Samochody utknęły na zalanych ulicach, woda wdarła się do szpitali i stacji metra. To skutki ulewy, która przeszła w niedzielę nad Londynem. To już drugi ostatnio taki dzień z intensywnymi opadami. Dwa tygodnie wcześniej w niektórych miejscach brytyjskiej stolicy w ciągu 24 godzin spadło więcej deszczu niż wynosi średnia opadów dla całego lipca.
Straż pożarna poinformowała, że w ciągu niedzielnego późnego popołudnia i wieczora dostała około 300 wezwań - głównie do zalanych piwnic i domów. Dwa szpitale we wschodnim Londynie zaapelowały, by z powodu zalania oddziałów ratunkowych osoby potrzebujące pilnej pomocy lekarskiej udawały się do innych placówek. Media opublikowały nagrania wideo z kompletnie zalanej stacji kolejowej DLR Pudding Mill Lane, a także z wielu ulic, na których samochody utknęły w wodzie. Kolejne osiem stacji metra i jedna miejskiej kolei naziemnej było zamkniętych.

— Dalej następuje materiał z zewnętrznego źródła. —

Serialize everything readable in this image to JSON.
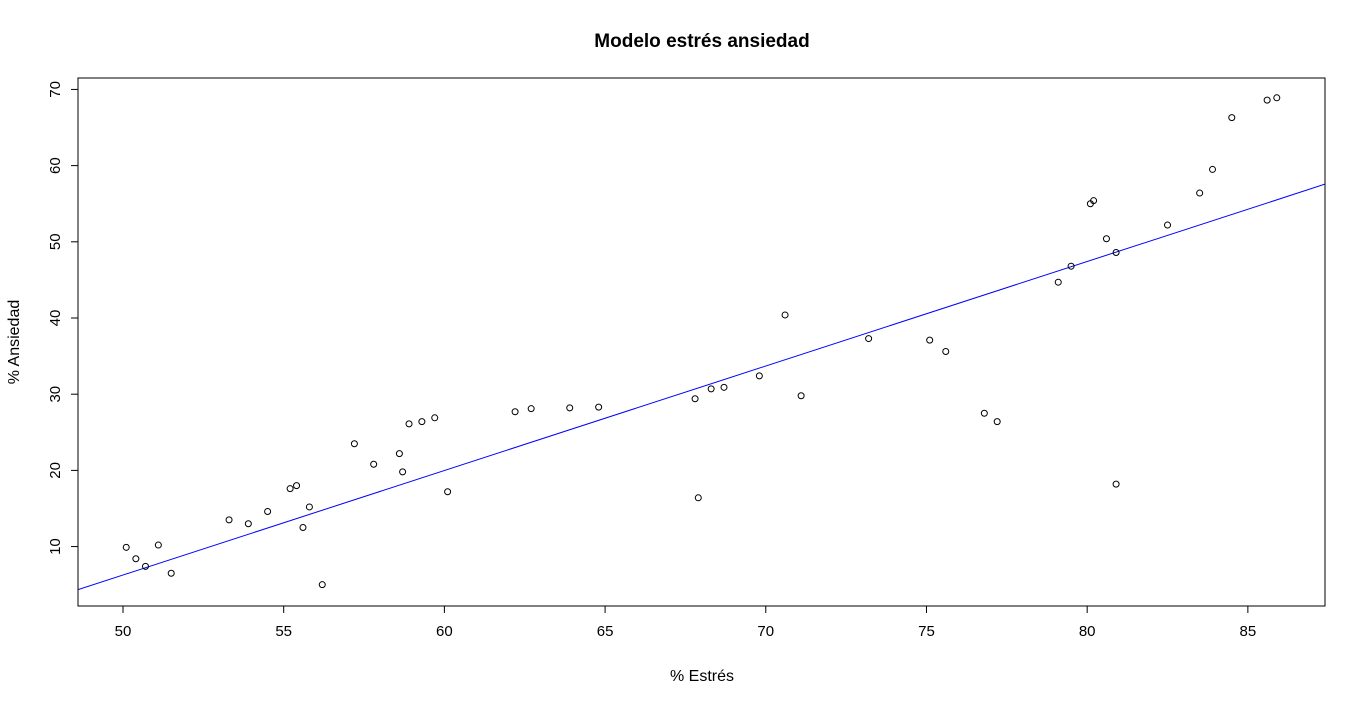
{
  "chart_data": {
    "type": "scatter",
    "title": "Modelo estrés ansiedad",
    "xlabel": "% Estrés",
    "ylabel": "% Ansiedad",
    "xlim": [
      48.6,
      87.4
    ],
    "ylim": [
      2.2,
      71.5
    ],
    "xticks": [
      50,
      55,
      60,
      65,
      70,
      75,
      80,
      85
    ],
    "yticks": [
      10,
      20,
      30,
      40,
      50,
      60,
      70
    ],
    "grid": false,
    "point_color": "#000000",
    "series": [
      {
        "x": [
          50.1,
          50.4,
          50.7,
          51.1,
          51.5,
          53.3,
          53.9,
          54.5,
          55.2,
          55.4,
          55.6,
          55.8,
          56.2,
          57.2,
          57.8,
          58.6,
          58.7,
          58.9,
          59.3,
          59.7,
          60.1,
          62.2,
          62.7,
          63.9,
          64.8,
          67.8,
          67.9,
          68.3,
          68.7,
          69.8,
          70.6,
          71.1,
          73.2,
          75.1,
          75.6,
          76.8,
          77.2,
          79.1,
          79.5,
          80.1,
          80.2,
          80.6,
          80.9,
          80.9,
          82.5,
          83.5,
          83.9,
          84.5,
          85.6,
          85.9
        ],
        "y": [
          9.9,
          8.4,
          7.4,
          10.2,
          6.5,
          13.5,
          13.0,
          14.6,
          17.6,
          18.0,
          12.5,
          15.2,
          5.0,
          23.5,
          20.8,
          22.2,
          19.8,
          26.1,
          26.4,
          26.9,
          17.2,
          27.7,
          28.1,
          28.2,
          28.3,
          29.4,
          16.4,
          30.7,
          30.9,
          32.4,
          40.4,
          29.8,
          37.3,
          37.1,
          35.6,
          27.5,
          26.4,
          44.7,
          46.8,
          55.0,
          55.4,
          50.4,
          48.6,
          18.2,
          52.2,
          56.4,
          59.5,
          66.3,
          68.6,
          68.9
        ]
      }
    ],
    "fit_line": {
      "intercept": -62.32,
      "slope": 1.3717,
      "color": "#0000ff"
    }
  }
}
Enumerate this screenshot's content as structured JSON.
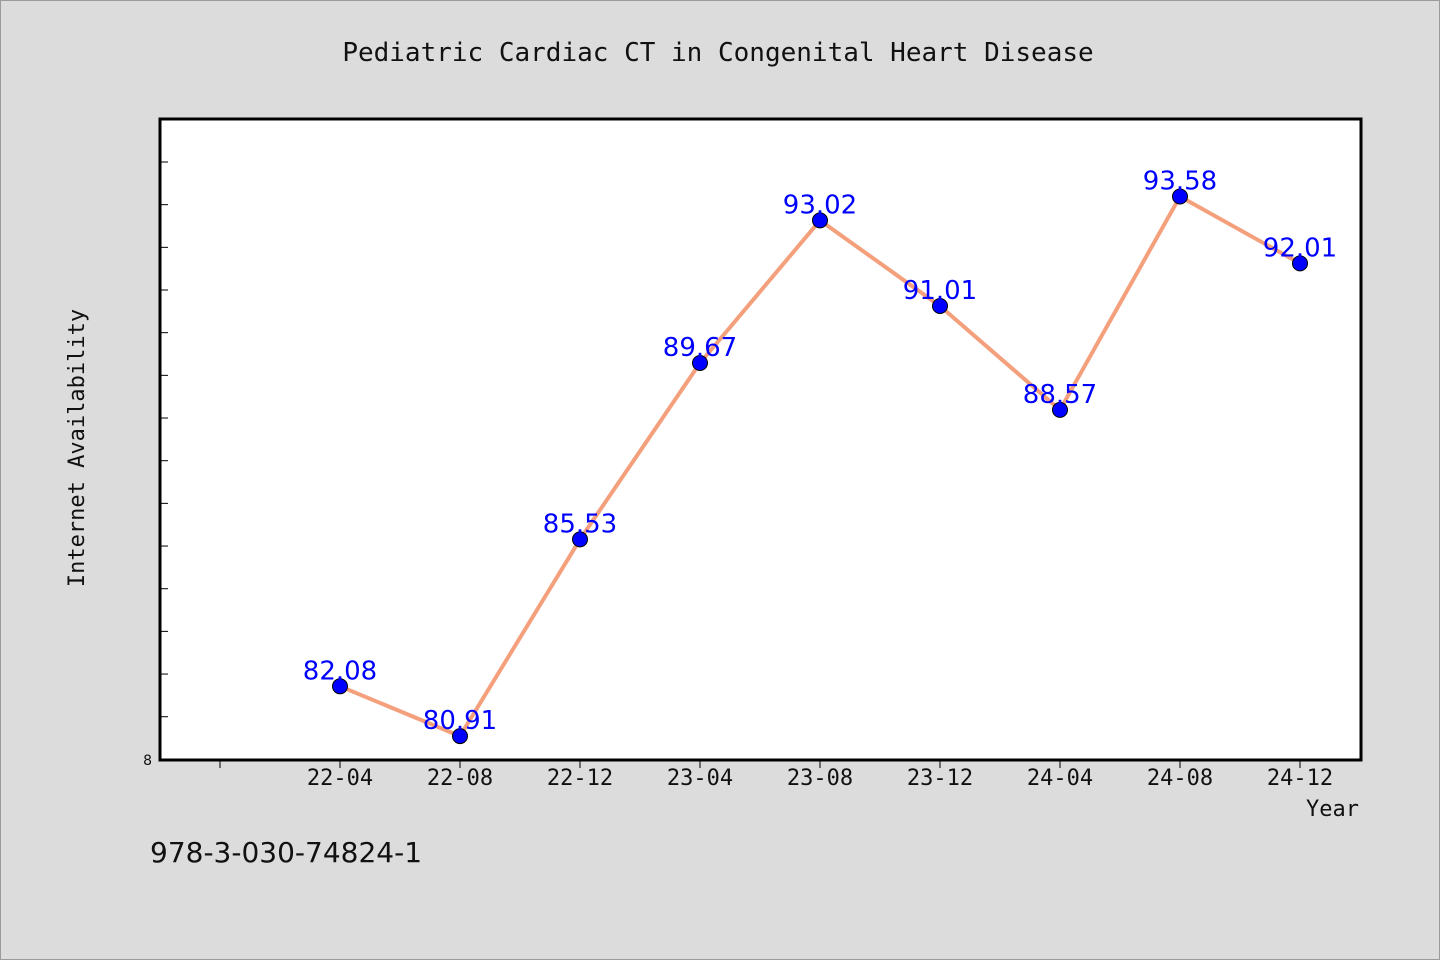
{
  "chart_data": {
    "type": "line",
    "title": "Pediatric Cardiac CT in Congenital Heart Disease",
    "xlabel": "Year",
    "ylabel": "Internet Availability",
    "categories": [
      "22-04",
      "22-08",
      "22-12",
      "23-04",
      "23-08",
      "23-12",
      "24-04",
      "24-08",
      "24-12"
    ],
    "series": [
      {
        "values": [
          82.08,
          80.91,
          85.53,
          89.67,
          93.02,
          91.01,
          88.57,
          93.58,
          92.01
        ],
        "data_labels": [
          "82.08",
          "80.91",
          "85.53",
          "89.67",
          "93.02",
          "91.01",
          "88.57",
          "93.58",
          "92.01"
        ],
        "line_color": "#f4a07c",
        "marker_color": "#0000ff"
      }
    ],
    "ylim_label": "8",
    "ylim": [
      80.35,
      95.4
    ],
    "grid": false,
    "legend": "none"
  },
  "footer": {
    "code": "978-3-030-74824-1"
  },
  "colors": {
    "background": "#dcdcdc",
    "plot_background": "#ffffff",
    "label": "#0000ff"
  }
}
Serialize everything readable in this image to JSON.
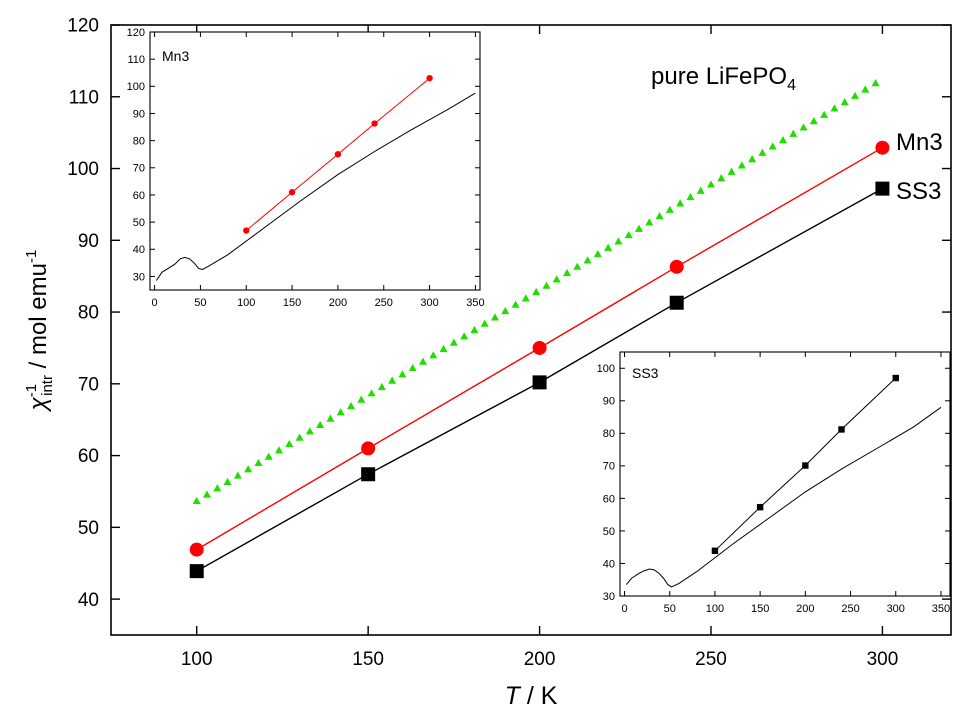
{
  "chart_data": [
    {
      "type": "line",
      "name": "main",
      "xlabel": "T / K",
      "ylabel": "χ-1intr / mol emu-1",
      "ylabel_parts": {
        "chi": "χ",
        "sup": "-1",
        "sub": "intr",
        "rest": " / mol emu",
        "unit_sup": "-1"
      },
      "xlabel_parts": {
        "var": "T",
        "rest": " / K"
      },
      "xlim": [
        75,
        320
      ],
      "ylim": [
        35,
        120
      ],
      "xticks": [
        100,
        150,
        200,
        250,
        300
      ],
      "yticks": [
        40,
        50,
        60,
        70,
        80,
        90,
        100,
        110,
        120
      ],
      "grid": false,
      "series": [
        {
          "name": "pure LiFePO4",
          "label_parts": {
            "base": "pure LiFePO",
            "sub": "4"
          },
          "color": "#22dd00",
          "marker": "triangle",
          "line": {
            "x0": 100,
            "y0": 53.7,
            "x1": 300,
            "y1": 112.5,
            "step": 3
          }
        },
        {
          "name": "Mn3",
          "color": "#ff0000",
          "marker": "circle",
          "x": [
            100,
            150,
            200,
            240,
            300
          ],
          "y": [
            46.9,
            61.0,
            75.0,
            86.3,
            102.9
          ]
        },
        {
          "name": "SS3",
          "color": "#000000",
          "marker": "square",
          "x": [
            100,
            150,
            200,
            240,
            300
          ],
          "y": [
            43.9,
            57.4,
            70.2,
            81.3,
            97.2
          ]
        }
      ]
    },
    {
      "type": "line",
      "name": "inset-mn3",
      "title": "Mn3",
      "xlim": [
        -5,
        355
      ],
      "ylim": [
        25,
        120
      ],
      "xticks": [
        0,
        50,
        100,
        150,
        200,
        250,
        300,
        350
      ],
      "yticks": [
        30,
        40,
        50,
        60,
        70,
        80,
        90,
        100,
        110,
        120
      ],
      "series": [
        {
          "name": "Mn3",
          "color": "#ff0000",
          "marker": "circle",
          "x": [
            100,
            150,
            200,
            240,
            300
          ],
          "y": [
            46.9,
            61.0,
            75.0,
            86.3,
            103.0
          ]
        },
        {
          "name": "pure",
          "color": "#000000",
          "marker": "none",
          "x": [
            2,
            8,
            15,
            22,
            28,
            33,
            38,
            43,
            48,
            52,
            60,
            80,
            120,
            160,
            200,
            240,
            280,
            320,
            350
          ],
          "y": [
            28.5,
            31.5,
            33.0,
            34.5,
            36.5,
            37.0,
            36.5,
            35.0,
            33.0,
            32.5,
            34.0,
            38.0,
            48.0,
            58.0,
            67.5,
            76.0,
            84.0,
            91.5,
            97.5
          ]
        }
      ]
    },
    {
      "type": "line",
      "name": "inset-ss3",
      "title": "SS3",
      "xlim": [
        -5,
        360
      ],
      "ylim": [
        30,
        105
      ],
      "xticks": [
        0,
        50,
        100,
        150,
        200,
        250,
        300,
        350
      ],
      "yticks": [
        30,
        40,
        50,
        60,
        70,
        80,
        90,
        100
      ],
      "series": [
        {
          "name": "SS3",
          "color": "#000000",
          "marker": "square",
          "x": [
            100,
            150,
            200,
            240,
            300
          ],
          "y": [
            43.9,
            57.3,
            70.1,
            81.2,
            97.0
          ]
        },
        {
          "name": "pure",
          "color": "#000000",
          "marker": "none",
          "x": [
            2,
            8,
            15,
            22,
            28,
            33,
            38,
            43,
            48,
            52,
            60,
            80,
            120,
            160,
            200,
            240,
            280,
            320,
            350
          ],
          "y": [
            33.5,
            35.5,
            36.8,
            37.8,
            38.3,
            38.0,
            37.0,
            35.5,
            33.5,
            32.8,
            33.8,
            37.5,
            46.0,
            54.0,
            62.0,
            69.0,
            75.5,
            82.0,
            88.0
          ]
        }
      ]
    }
  ]
}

Były upały, przyszły ulewy
Niedzielne ulewy w Londynie, a także w innych częściach południowo-wschodniej Anglii, nastąpiły po kilkudniowej fali upałów w Wielkiej Brytanii, która zakończyła się przed nadejściem weekendu. W jej trakcie we wtorek na londyńskim lotnisku Heathrow zanotowano najwyższą tegoroczną temperaturę w Wielkiej Brytanii: 32,2 stopnia Celsjusza. Meteorolodzy zapowiadają, że od poniedziałku znów nastąpi wyraźne ocieplenie i termometry w Londynie i południowo-wschodniej Anglii pokażą 26 stopni, a niewiele mniej w pozostałych częściach kraju.
To już drugi w ciągu dwóch tygodni dzień z potężnymi ulewami w Londynie. 12 lipca w niektórych miejscach w brytyjskiej stolicy w ciągu 24 godzin spadło więcej deszczu niż wynosi średnia opadów dla całego lipca.